I think the use of the word "you" is ambiguous here (do you mean the attacker? verifier?).

In an attack scenario for a collision attack, you would have an attacker prepare two documents that have the same hash but a different message. Attacker uses the innocent message initially, and then later swaps it to the evil message pretending it was that all along (or vice versa).

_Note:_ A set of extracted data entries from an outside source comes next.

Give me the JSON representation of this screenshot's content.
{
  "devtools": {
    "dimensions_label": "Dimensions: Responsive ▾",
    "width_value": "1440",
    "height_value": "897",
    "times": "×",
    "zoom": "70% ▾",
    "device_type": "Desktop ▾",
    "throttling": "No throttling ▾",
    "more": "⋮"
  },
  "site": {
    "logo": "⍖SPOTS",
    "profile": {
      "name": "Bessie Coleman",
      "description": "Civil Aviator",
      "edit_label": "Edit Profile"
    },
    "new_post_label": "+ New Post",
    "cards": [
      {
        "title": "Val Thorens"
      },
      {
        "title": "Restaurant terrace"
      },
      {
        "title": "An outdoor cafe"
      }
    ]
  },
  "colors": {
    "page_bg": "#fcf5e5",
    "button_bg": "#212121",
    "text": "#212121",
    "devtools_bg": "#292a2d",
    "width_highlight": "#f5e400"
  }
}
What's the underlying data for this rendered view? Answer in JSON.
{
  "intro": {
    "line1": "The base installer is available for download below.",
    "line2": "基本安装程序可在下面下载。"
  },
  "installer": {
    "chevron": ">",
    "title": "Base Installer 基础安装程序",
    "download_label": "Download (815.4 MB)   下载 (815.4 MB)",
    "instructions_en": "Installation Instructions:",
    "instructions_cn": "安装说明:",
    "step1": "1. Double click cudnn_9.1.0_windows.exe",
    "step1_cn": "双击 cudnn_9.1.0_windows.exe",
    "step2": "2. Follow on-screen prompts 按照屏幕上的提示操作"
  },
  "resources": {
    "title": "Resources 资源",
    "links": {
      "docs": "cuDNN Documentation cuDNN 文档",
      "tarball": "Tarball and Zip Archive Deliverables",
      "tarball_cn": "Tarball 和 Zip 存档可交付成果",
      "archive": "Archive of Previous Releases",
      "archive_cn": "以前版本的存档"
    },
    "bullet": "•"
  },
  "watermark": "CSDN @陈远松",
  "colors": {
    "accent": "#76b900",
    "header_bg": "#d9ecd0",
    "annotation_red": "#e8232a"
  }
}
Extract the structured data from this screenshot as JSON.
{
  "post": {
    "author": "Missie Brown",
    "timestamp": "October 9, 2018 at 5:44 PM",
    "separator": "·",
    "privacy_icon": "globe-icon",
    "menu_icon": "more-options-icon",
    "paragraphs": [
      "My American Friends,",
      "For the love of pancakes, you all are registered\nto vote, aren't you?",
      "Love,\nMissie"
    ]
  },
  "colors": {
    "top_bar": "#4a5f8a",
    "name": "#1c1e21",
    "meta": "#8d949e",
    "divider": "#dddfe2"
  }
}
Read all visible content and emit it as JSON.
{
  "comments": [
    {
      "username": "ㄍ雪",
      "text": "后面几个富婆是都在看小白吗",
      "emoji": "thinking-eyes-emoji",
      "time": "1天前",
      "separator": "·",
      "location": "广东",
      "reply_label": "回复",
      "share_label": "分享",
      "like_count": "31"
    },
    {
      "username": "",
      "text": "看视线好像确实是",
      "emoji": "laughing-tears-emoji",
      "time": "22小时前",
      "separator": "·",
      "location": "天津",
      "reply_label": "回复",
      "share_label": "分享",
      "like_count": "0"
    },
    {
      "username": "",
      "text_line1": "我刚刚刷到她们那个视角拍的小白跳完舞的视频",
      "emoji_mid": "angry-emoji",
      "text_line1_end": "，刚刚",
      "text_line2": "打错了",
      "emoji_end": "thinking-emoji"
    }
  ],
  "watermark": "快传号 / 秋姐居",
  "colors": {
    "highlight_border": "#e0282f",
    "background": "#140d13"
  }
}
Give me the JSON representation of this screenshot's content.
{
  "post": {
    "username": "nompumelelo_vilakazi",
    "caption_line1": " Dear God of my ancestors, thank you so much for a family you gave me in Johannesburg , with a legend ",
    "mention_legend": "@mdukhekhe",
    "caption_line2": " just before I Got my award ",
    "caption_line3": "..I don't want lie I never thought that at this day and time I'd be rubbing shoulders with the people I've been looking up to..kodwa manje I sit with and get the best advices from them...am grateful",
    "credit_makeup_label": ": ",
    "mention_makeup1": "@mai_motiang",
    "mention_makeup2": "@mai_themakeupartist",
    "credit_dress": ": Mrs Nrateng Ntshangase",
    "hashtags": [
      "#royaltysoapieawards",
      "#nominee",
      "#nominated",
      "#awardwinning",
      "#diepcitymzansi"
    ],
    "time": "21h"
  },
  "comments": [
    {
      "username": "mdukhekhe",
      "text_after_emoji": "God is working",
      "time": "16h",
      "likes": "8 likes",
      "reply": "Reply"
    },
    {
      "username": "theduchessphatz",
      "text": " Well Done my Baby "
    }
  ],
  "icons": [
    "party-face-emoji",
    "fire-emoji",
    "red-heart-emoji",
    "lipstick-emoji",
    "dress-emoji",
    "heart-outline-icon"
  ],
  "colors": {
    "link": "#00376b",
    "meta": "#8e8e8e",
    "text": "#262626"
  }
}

The way i could see it happening in a court setting (This is super far fetched and a bunch of reasons why this wouldn't work in practice).

Attacker, knowing they might end up in court, creates two payloads, one evil, one innocent with same md5 hash.

Attacker uses the evil payload to attack some target

Attacker gets arrested

In court, the put the payload the attacker used into evidence, indexed by its md5 hash

Attacker claims in court that it is all a misunderstanding, all they sent to the server was the innocent payload that just so happens to have the same hash as the evil one.

There's a bunch of (social) reasons why this probably wouldn't work, but this seems just as viable as the 2nd pre-image attack, and unlike the 2nd pre-image attack, actually is viable with md5.